Ein Thema der Automatica 2022 ist die schnelle Inbetriebnahme von Robotern. Wie lassen sich einfache und virtuelle Inbetriebnahme voneinander abgrenzen?
 
Katja Butterweck; Grundsätzlich kann man natürlich die Welten unterscheiden: die virtuelle und die reale. Es geht also darum, ob jemand wirklich am Roboter steht oder ob er am Rechner vor dem Bildschirm sitzt.  

Daneben gibt es aber tatsächlich noch eine Welt dazwischen, wo ich einen PC am Roboter anschließe. Solange ich so wirklich mit dem Roboter verbunden bin und auf der Robotersteuerung arbeite, ist es immer noch die Arbeit am realen Roboter.

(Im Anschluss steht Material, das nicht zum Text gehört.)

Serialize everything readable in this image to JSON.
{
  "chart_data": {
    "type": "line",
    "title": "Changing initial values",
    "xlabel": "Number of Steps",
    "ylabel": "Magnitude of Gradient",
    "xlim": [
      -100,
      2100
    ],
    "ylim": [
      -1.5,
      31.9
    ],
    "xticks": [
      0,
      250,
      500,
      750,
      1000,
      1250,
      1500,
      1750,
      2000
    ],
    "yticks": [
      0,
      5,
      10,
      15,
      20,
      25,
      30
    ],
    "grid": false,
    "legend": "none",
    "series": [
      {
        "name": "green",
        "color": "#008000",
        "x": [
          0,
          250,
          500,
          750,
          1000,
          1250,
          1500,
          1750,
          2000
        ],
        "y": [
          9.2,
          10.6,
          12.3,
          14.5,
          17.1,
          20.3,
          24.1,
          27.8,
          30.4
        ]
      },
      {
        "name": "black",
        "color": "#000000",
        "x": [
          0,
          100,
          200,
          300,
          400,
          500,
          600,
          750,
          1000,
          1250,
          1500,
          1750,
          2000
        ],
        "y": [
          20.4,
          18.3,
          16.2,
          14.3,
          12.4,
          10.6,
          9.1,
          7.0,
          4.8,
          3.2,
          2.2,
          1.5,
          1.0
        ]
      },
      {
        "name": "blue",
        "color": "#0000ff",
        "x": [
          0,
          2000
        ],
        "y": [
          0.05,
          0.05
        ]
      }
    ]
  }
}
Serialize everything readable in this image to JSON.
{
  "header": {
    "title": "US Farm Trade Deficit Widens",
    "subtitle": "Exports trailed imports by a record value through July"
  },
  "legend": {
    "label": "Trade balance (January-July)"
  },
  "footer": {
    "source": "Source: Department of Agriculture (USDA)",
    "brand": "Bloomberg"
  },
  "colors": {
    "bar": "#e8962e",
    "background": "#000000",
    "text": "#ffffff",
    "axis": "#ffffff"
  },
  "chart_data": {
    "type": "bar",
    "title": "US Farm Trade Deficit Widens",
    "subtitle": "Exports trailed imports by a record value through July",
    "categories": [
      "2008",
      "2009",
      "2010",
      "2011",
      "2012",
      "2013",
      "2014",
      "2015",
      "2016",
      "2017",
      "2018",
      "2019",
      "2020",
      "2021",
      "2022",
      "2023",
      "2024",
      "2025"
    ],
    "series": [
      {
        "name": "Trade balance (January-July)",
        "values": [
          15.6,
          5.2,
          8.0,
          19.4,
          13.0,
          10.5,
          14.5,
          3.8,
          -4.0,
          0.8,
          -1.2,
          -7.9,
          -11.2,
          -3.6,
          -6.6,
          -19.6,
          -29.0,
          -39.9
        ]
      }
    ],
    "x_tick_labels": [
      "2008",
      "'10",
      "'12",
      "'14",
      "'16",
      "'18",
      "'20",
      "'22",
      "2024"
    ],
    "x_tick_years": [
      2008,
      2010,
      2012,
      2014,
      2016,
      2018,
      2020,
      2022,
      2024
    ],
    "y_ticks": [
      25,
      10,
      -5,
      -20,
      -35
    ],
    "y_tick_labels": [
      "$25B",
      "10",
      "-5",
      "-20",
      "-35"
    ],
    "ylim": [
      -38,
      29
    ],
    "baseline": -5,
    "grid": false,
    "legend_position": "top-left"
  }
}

Aber wenn ich mir jetzt eine digitale Kopie ziehe von meinem realen Roboter und dann an dieser Kopie auf meinem PC arbeite, dann bin ich eigentlich im Bereich virtuelle Inbetriebnahme, weil ich mit dem virtuellen Zwilling arbeite.

Praktischerweise kann man aber auch genau andersherum mit dem virtuellen Roboter anfangen, dort alles vorbereiten und es dann auf das reale System spielen.  

Zur Person: Katja Butterweck

Katja Butterweck (Bild: ABB)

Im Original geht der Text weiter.